Shares of telecom StarHub tumbled 9.79 percent to S$2.58 by 11:20 A.M. SGT on Thursday after its earnings results disappointed Analysts.
On Wednesday after the market close, the telco reported that fourth-quarter net profit was S$14.3 million, down S$39.7 million from the year earlier period. For the full year, net profit was down 27 percent at S$249.6 million.
Daiwa said in a note on Wednesday that the results missed its forecast, with fourth-quarter net profit 64 percent lower than its estimate, mainly on cost pressures. It noted that after normalizing for some expenses, EBITDA was broadly in line with its forecast.
“StarHub’s 4Q17 results suggest that while the company is making inroads into the enterprise segment with its acquisition-driven strategy, its legacy mobile and pay TV businesses are confronting significant revenue and cost pressures,” Daiwa said.
It pointed to three key issues in the results: Firstly, its paid mobile performance and quarter-on-quarter average revenue per user (ARPU) drop underperformed its competitor, M1.
Daiwa also noted that StarHub’s 2018 guidance indicated the operator doesn’t expect revenue pressures in the mobile and cable businesses to let up.
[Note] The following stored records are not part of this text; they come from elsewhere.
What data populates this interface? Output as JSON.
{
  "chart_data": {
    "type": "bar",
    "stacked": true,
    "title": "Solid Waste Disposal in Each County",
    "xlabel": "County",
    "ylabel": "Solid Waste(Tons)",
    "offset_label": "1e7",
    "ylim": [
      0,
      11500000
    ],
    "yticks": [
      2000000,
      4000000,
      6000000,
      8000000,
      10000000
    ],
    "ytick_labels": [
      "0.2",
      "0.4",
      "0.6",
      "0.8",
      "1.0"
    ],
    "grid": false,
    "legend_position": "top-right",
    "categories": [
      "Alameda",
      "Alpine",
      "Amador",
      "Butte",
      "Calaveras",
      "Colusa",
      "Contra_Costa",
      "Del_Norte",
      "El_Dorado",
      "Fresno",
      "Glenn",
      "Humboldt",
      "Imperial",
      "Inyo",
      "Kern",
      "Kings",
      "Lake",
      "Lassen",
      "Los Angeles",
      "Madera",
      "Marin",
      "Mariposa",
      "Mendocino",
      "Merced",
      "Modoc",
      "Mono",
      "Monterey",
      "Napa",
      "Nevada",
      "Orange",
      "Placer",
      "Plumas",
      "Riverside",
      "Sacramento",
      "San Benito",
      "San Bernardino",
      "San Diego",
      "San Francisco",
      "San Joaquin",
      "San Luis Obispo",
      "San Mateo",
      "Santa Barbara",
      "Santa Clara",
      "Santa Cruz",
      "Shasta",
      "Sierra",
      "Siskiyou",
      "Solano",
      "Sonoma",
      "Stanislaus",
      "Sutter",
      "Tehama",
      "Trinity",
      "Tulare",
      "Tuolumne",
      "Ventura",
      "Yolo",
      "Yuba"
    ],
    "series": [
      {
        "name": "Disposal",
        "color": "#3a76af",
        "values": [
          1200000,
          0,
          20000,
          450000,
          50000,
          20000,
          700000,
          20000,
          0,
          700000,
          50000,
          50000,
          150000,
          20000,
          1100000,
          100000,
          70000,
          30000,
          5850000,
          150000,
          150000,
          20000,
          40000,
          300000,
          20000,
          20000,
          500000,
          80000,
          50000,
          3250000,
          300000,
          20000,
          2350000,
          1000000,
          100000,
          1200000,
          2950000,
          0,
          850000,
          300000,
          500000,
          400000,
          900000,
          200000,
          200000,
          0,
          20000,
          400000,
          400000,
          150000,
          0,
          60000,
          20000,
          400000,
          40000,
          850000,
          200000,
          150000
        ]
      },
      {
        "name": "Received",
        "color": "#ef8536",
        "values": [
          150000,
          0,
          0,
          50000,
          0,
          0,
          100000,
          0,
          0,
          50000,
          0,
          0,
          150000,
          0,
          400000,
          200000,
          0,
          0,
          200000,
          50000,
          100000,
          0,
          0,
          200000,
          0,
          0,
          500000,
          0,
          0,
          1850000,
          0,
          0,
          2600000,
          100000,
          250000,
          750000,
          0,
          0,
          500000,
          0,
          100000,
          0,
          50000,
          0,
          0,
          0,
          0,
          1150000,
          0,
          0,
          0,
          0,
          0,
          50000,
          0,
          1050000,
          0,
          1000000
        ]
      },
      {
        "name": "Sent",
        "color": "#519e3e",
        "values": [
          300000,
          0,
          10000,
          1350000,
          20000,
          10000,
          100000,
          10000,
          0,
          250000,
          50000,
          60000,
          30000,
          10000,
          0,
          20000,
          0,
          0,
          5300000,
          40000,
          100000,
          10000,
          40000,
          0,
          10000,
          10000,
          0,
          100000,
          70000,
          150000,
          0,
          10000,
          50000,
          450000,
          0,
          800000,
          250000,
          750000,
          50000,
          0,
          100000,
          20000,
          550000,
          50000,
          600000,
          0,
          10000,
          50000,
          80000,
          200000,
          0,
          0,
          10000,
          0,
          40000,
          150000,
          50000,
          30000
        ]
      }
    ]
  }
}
Secondly, it said the extent of the margin erosion expected was also a surprise.
The third issue was the dividend policy, which Daiwa said may not be sustainable into 2019 amid upcoming spectrum payments of S$282 million. The investment bank cut its dividend forecast for 2019 to S$0.14 from S$0.16.
Daiwa also cut its 2018-19 earnings per share forecasts by 16-19 percent after lowering its mobile and cable revenue estimates by 1-2 percent and cutting service EBITDA margin assumptions by 2.6-2.9 percentage points.
That led to a target price cut to S$1.95 from S$2.25. Daiwa kept its rating at Sell.
The stock was a tad off its intraday low of S$2.57, which might serve as an initial shaky support, followed by its 52-week low of S$2.54.